Fijándose bien se dio cuenta de que llevaba algo metido en las orejas con unos
cables hasta su bolsillo y esa era la causa de no se enterase de nada de lo que
ocurría a su alrededor; bien poco, a esas horas de la noche.
Campanita empezaba a cansarse y siguió calle abajo
pensando en regresar hasta que se encontró a otra chica recostada contra una
pared de ladrillo. Esta lloraba, por lo que Campanita supuso sus males eran
males de amores pero la verdad, ya había sido demasiado buena por esta noche y
no le apetecía quedarse a averiguarlo. Cansada, se sentó en el bordillo. Las
tripas le rugían de hambre y empezaba a sentir sueño. Madrid parecía estar lleno de gente rara de
piedra o de bronce, reflexionó bostezando. Miró al cielo y al ver brillar la
estrella del país de Nunca Jamás sintió unas ganas irreprimibles de regresar a
casa. Ya tenía bastante de Madrid. Se levantó, sacudió sus alas transparentes
y, de un brinco, tomó impulso y se dirigió disparada hacia su casa.
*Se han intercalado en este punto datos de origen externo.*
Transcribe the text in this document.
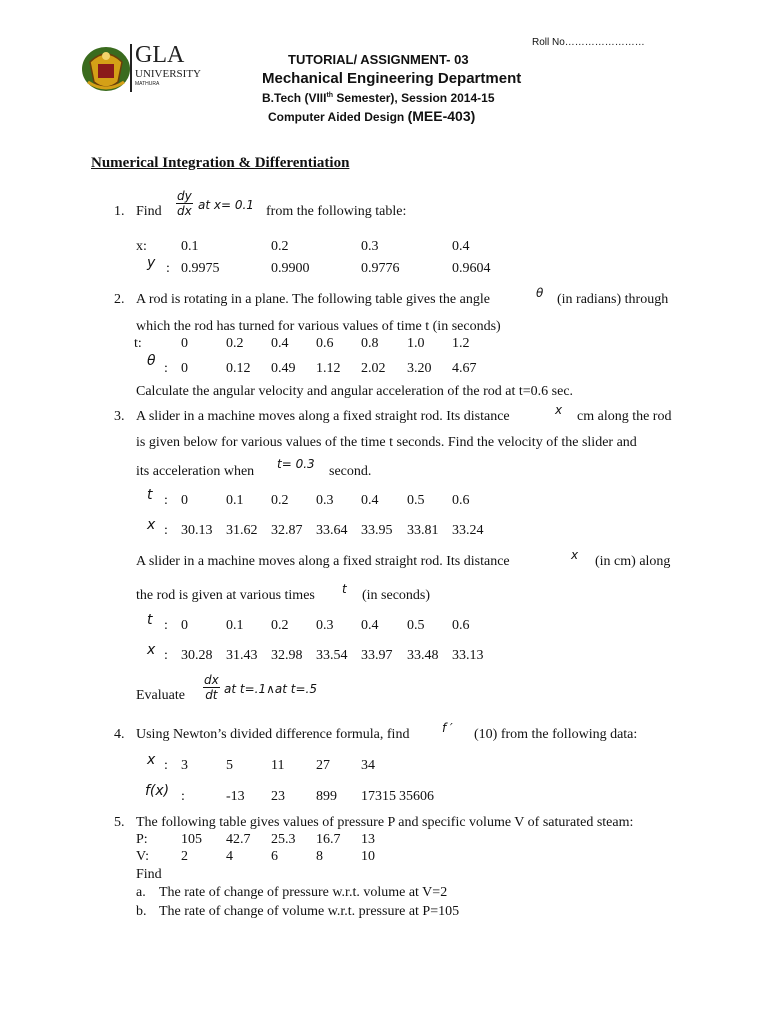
Roll No……………………
GLA
UNIVERSITY
MATHURA
TUTORIAL/ ASSIGNMENT- 03
Mechanical Engineering Department
B.Tech (VIIIth Semester), Session 2014-15
Computer Aided Design (MEE-403)
Numerical Integration & Differentiation
1. Find $\frac{dy}{dx}$ at x= 0.1 from the following table:
x: 0.1	0.2	0.3	0.4
y : 0.9975	0.9900	0.9776	0.9604
2. A rod is rotating in a plane. The following table gives the angle	θ (in radians) through
which the rod has turned for various values of time t (in seconds)
t:	0	0.2 0.4 0.6 0.8 1.0 1.2
θ : 0	0.12 0.49 1.12 2.02 3.20 4.67
Calculate the angular velocity and angular acceleration of the rod at t=0.6 sec.
3. A slider in a machine moves along a fixed straight rod. Its distance	x cm along the rod
is given below for various values of the time t seconds. Find the velocity of the slider and
its acceleration when t= 0.3 second.
t : 0	0.1 0.2 0.3 0.4 0.5 0.6
x : 30.13 31.62 32.87 33.64 33.95 33.81 33.24
A slider in a machine moves along a fixed straight rod. Its distance	x (in cm) along
the rod is given at various times t (in seconds)
t : 0	0.1 0.2 0.3 0.4 0.5 0.6
x : 30.28 31.43 32.98 33.54 33.97 33.48 33.13
Evaluate $\frac{dx}{dt}$ at t=.1∧at t=.5
4. Using Newton’s divided difference formula, find	f ′ (10) from the following data:
x : 3	5	11 27 34
f(x) :	-13 23 899 17315 35606
5. The following table gives values of pressure P and specific volume V of saturated steam:
P: 105 42.7 25.3 16.7 13
V: 2	4	6	8	10
Find
a. The rate of change of pressure w.r.t. volume at V=2
b. The rate of change of volume w.r.t. pressure at P=105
El viaje de Campanita había durado ¿cuánto?... ¿Una hora?
¿Un minuto? Quizás tan solo un segundo, pero había coincidido con esa hora
mágica en la que la Estatua de la Libertad en Nueva York da lametones a su
antorcha convertida en helado de cucurucho, el Cristo en lo alto del Corcovado
baja las manos y se masajea los hombros. La misma en la que un dorado Johan
Strauss toca “El Danubio Azul” en un parque de Viena y la pirámide Gizeh
bosteza estirando las patas.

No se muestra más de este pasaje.